Both men stared at each other for a while, daunted by the scope of the undertaking before them, and the fact it might actually work. Eventually, Sariff expressed a question he’d forgotten to ask. “So where does the gateway lead?”
Calen had anticipated the request. Flicking a switch, he brought a holographic image of the galaxy to life in the air about them. As it rotated in majestic grandeur, Sariff could see two points within it had been highlighted, respectively, by glowing blue and green discs. Both were connected by an effervescent thread which obviously represented the wormhole.
Sariff knew the position of Arden and all her colonies intimately. Pointing to the green light, he said, “That’s home world, obviously. And the other?”
Walking slowly across to the very edge of one of the galactic spiral arms, Calen used a remote control to enlarge that area of space. A small solar system appeared, centered upon an unimpressive yellow star. The image shimmered again, elaborating the third planet out from the sun in greater detail.

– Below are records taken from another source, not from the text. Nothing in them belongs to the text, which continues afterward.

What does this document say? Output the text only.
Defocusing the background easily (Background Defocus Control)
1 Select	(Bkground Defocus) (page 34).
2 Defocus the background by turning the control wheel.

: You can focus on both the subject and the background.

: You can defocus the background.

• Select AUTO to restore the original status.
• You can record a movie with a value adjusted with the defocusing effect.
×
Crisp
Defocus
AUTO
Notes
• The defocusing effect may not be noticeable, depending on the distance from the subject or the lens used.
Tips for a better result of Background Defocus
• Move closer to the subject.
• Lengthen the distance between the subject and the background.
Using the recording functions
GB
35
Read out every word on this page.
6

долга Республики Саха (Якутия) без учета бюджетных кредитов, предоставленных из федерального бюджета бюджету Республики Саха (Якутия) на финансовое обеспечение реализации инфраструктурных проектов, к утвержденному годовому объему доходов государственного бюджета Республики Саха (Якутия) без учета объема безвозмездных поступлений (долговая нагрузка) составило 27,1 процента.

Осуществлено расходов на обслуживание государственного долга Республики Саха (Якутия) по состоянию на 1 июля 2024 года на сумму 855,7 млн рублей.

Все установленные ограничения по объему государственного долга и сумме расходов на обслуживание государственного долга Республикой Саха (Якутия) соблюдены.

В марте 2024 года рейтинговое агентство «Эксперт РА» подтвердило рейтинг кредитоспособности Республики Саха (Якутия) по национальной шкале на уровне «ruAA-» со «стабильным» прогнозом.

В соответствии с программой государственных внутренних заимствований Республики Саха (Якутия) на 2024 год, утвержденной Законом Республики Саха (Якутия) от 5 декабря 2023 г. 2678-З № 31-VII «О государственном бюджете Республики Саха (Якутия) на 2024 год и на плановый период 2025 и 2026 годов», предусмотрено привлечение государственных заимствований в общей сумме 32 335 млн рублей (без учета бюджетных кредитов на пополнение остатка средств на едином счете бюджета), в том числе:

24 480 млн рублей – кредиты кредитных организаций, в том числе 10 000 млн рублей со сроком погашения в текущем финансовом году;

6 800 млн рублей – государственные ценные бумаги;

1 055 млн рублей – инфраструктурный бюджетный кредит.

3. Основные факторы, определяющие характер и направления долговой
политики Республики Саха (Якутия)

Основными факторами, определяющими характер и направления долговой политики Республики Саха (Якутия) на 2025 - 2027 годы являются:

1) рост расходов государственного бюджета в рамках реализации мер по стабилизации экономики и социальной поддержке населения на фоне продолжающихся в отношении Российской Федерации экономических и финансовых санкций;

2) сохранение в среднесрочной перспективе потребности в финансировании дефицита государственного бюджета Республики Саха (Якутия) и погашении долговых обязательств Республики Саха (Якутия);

Looking at it, Sariff couldn’t help but voice his thoughts. “It’s certainly a beautiful little world, Calen, but are you sure the Architect has chosen correctly? I mean . . . look at it. They’ve only recently ventured into deep space. How could they possibly hold the key to our salvation?”
“That, I don’t know, my friend. I merely asked the Architect to guarantee, beyond any doubt, that it would select the best possible candidate to ensure our race’s survival. It came up with this. Don’t be fooled by first impressions. Remember, the gateway is temporal. Who knows what surprises this civilization may possess in their future that might turn the tide in our favor?”
“So what do they call it?”
“I’ve been listening in to their radio and microwave chatter for a while now. Evidently, the citizens of this planet like to call it ‘Earth.’”
“Yes, and she really is our greatest hope for the future.”
They were interrupted by the arrival of a sentinel. “Magister, Chancellor,” it chimed merrily, “the Senatum awaits your presence.”
“We’re coming, Architect,” Sariff replied. “Tell them we’ll be there in a few minutes and they shall have their answer.”
“Very well, good day!” The construct disappeared, leaving the two men to deliberate in private.
Sariff couldn’t tear his eyes away from the image of the tiny blue-white globe. It’s so small and inconspicuous to carry the hopes of our future. And yet . . . .
“So, you’ve made up your mind,” Calen stated flatly.
Turning to his companion, Sariff straightened his back, adjusted his robe, and took a deep breath. “Yes, my friend. Let’s go and get this started.”